Several posts have been flying around the net discussing the Google 411 service and ulterior motives for offering Goog-411. Google is keeping no secrets in telling the world that the Goog-411 directory assistance service was created and offered to the public in order to better understand speech and to collect phonemes and voice/speech samples to eventually utilize speech recognition technologies with Google's video search algorithms.
Several current video search companies utilize various recognition technologies to better index multimedia content and specifically video. EveryZing is a company that started directly out of a speech-recognition technology company BTN. They create full text transcripts of videos and can serve videos that match keyword queries regardless of whether or not metadata exists with the video itself. Blinkx.com also claims to rely heavily on speech-recognition technologies but I have yet to be able to verify this as I have taken several videos from their system and searched for words spoken within the video only to find no results found.
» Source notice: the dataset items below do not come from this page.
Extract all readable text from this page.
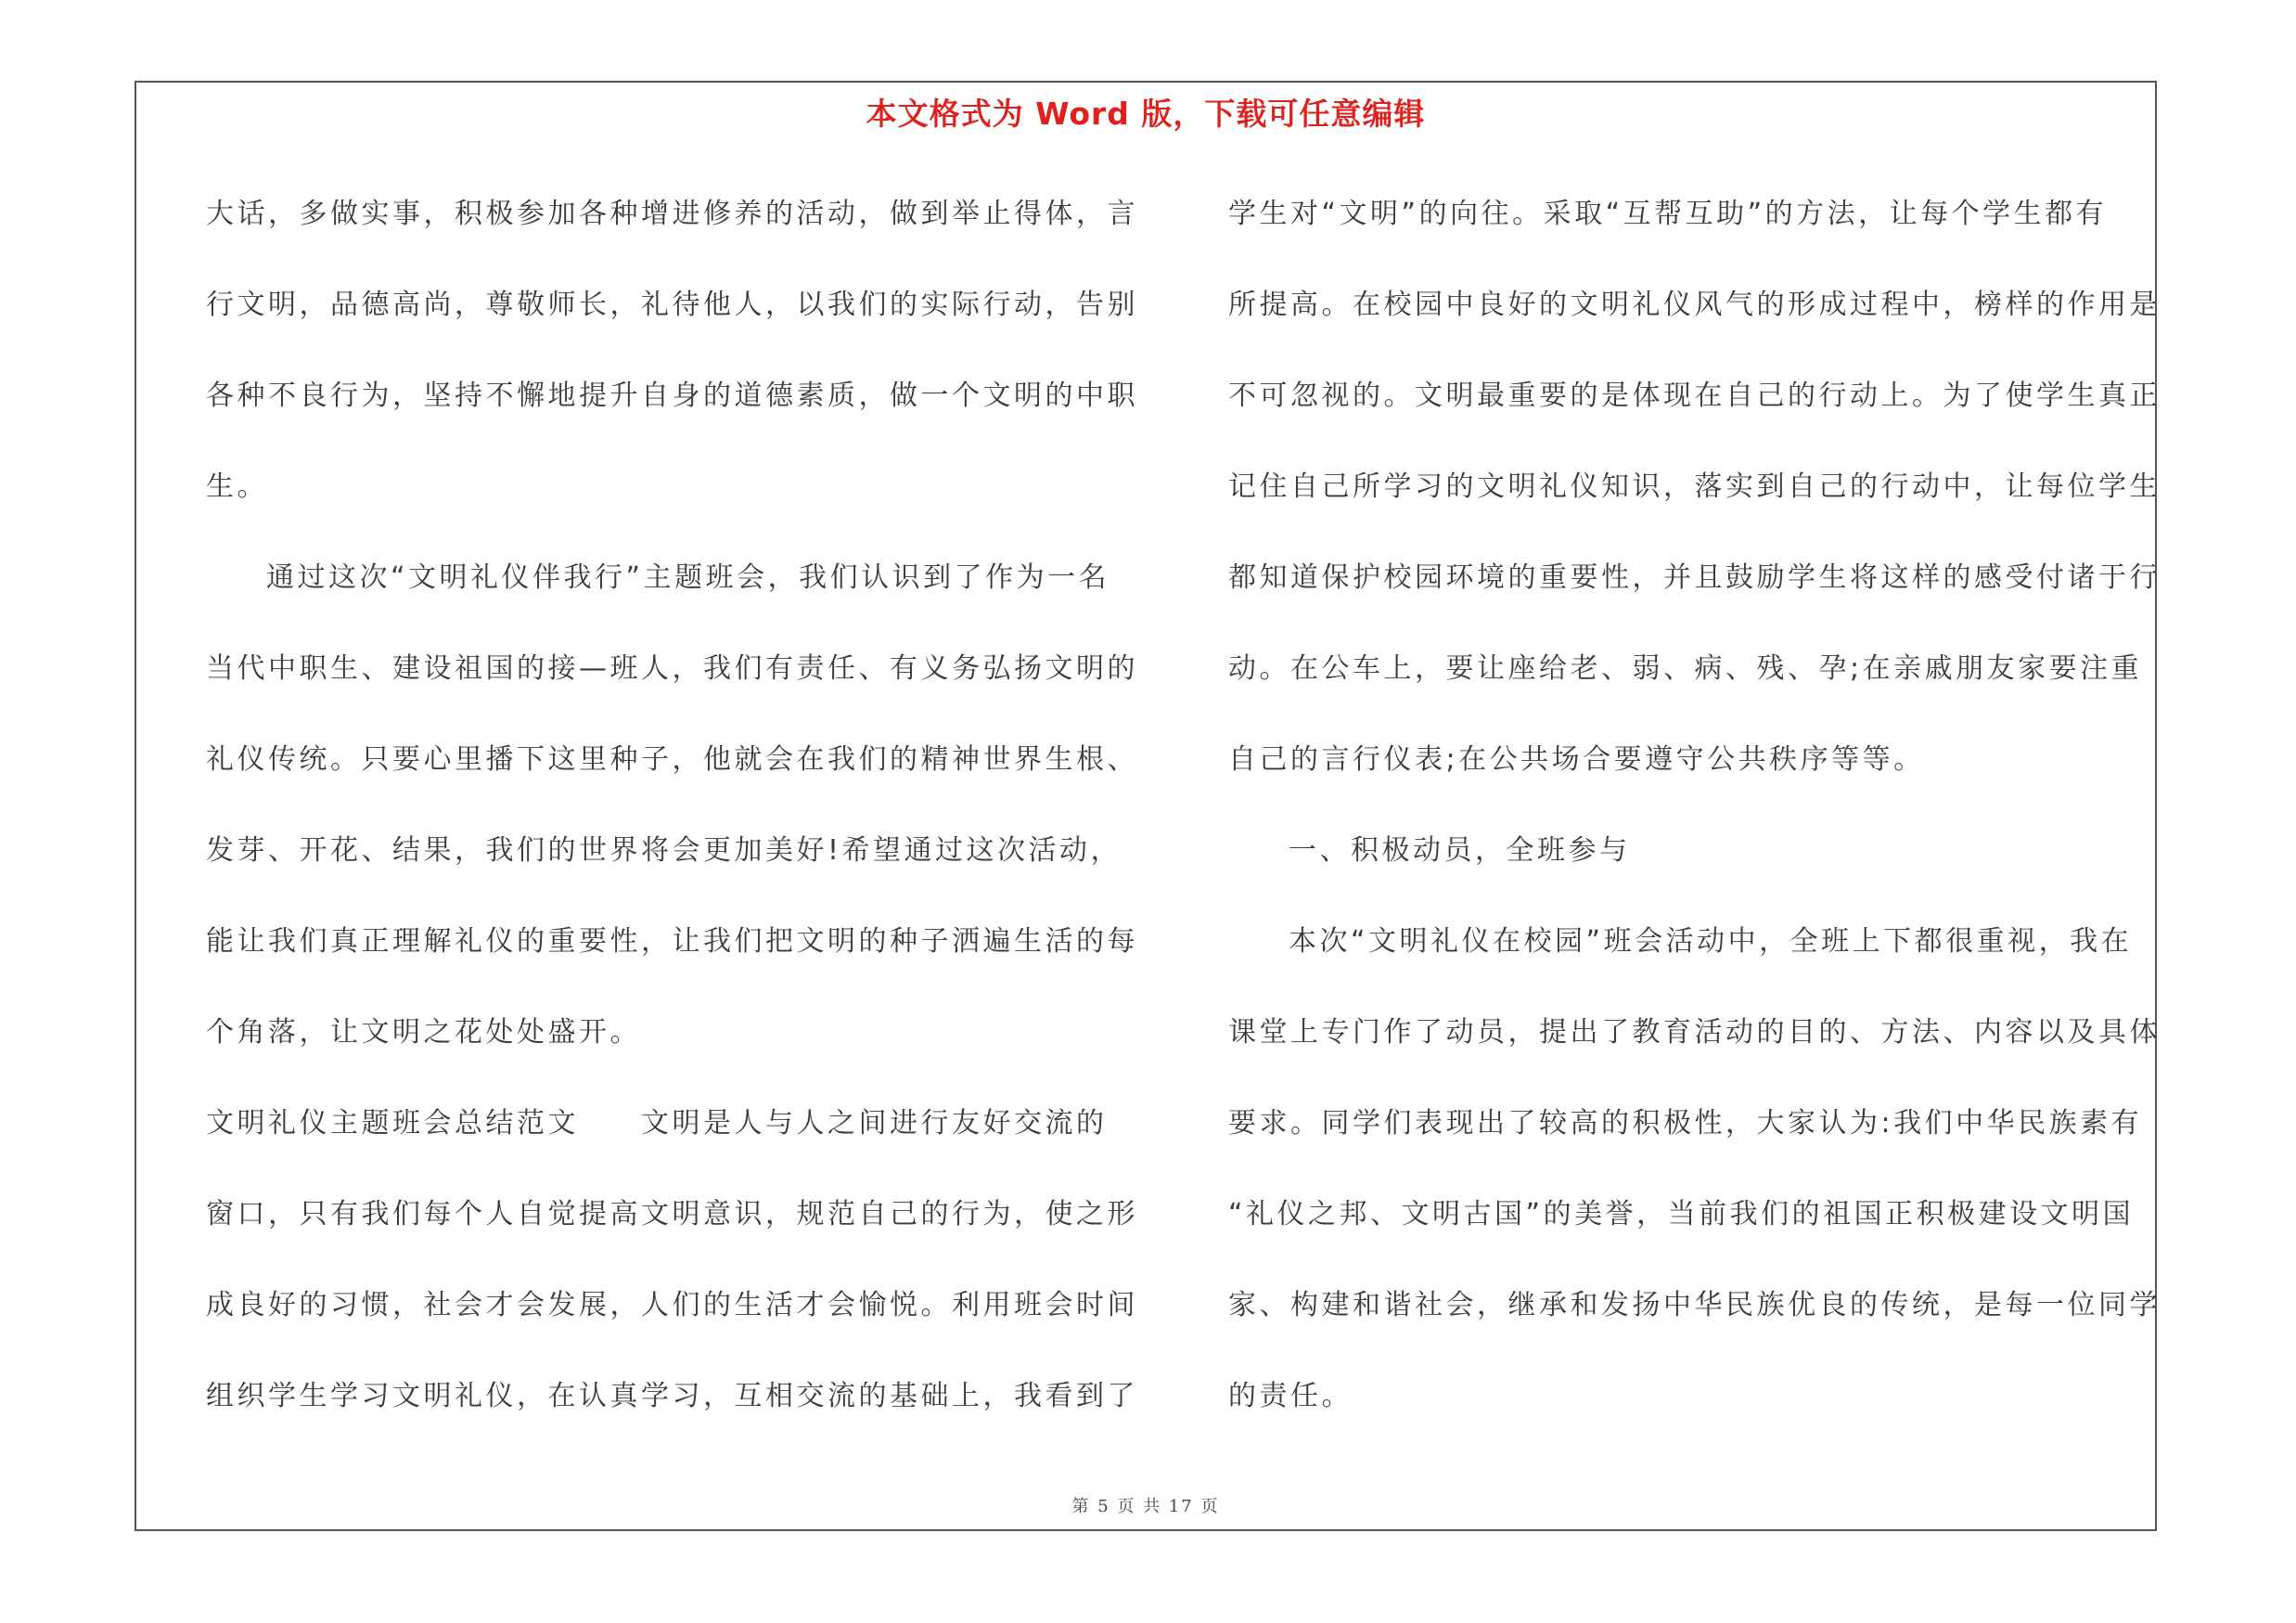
本文格式为 Word 版，下载可任意编辑
大话，多做实事，积极参加各种增进修养的活动，做到举止得体，言
行文明，品德高尚，尊敬师长，礼待他人，以我们的实际行动，告别
各种不良行为，坚持不懈地提升自身的道德素质，做一个文明的中职
生。
通过这次“文明礼仪伴我行”主题班会，我们认识到了作为一名
当代中职生、建设祖国的接—班人，我们有责任、有义务弘扬文明的
礼仪传统。只要心里播下这里种子，他就会在我们的精神世界生根、
发芽、开花、结果，我们的世界将会更加美好!希望通过这次活动，
能让我们真正理解礼仪的重要性，让我们把文明的种子洒遍生活的每
个角落，让文明之花处处盛开。
文明礼仪主题班会总结范文　　文明是人与人之间进行友好交流的
窗口，只有我们每个人自觉提高文明意识，规范自己的行为，使之形
成良好的习惯，社会才会发展，人们的生活才会愉悦。利用班会时间
组织学生学习文明礼仪，在认真学习，互相交流的基础上，我看到了
学生对“文明”的向往。采取“互帮互助”的方法，让每个学生都有
所提高。在校园中良好的文明礼仪风气的形成过程中，榜样的作用是
不可忽视的。文明最重要的是体现在自己的行动上。为了使学生真正
记住自己所学习的文明礼仪知识，落实到自己的行动中，让每位学生
都知道保护校园环境的重要性，并且鼓励学生将这样的感受付诸于行
动。在公车上，要让座给老、弱、病、残、孕;在亲戚朋友家要注重
自己的言行仪表;在公共场合要遵守公共秩序等等。
一、积极动员，全班参与
本次“文明礼仪在校园”班会活动中，全班上下都很重视，我在
课堂上专门作了动员，提出了教育活动的目的、方法、内容以及具体
要求。同学们表现出了较高的积极性，大家认为:我们中华民族素有
“礼仪之邦、文明古国”的美誉，当前我们的祖国正积极建设文明国
家、构建和谐社会，继承和发扬中华民族优良的传统，是每一位同学
的责任。
第 5 页 共 17 页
In any case, it is clear that metadata alone will not be the future for video search. It is important to understand video content from the video itself and many companies are researching speech, voice, text, image and other recognition technologies to better index video content.
Google's Marissa Mayer gave an interview to Infoworld.com in October and confirmed that the service was not built to necessarily to be profitable in itself... but to gather more data from
"Whether or not free-411 is a profitable business unto itself is yet to be seen. I myself am somewhat skeptical. The reason we really did it is because we need to build a great speech-to-text model ... that we can use for all kinds of different things, including video search.
The speech recognition experts that we have say: If you want us to build a really robust speech model, we need a lot of phonemes, which is a syllable as spoken by a particular voice with a particular intonation. So we need a lot of people talking, saying things so that we can ultimately train off of that. ... So 1-800-GOOG-411 is about that: Getting a bunch of different speech samples so that when you call up or we're trying to get the voice out of video, we can do it with high accuracy"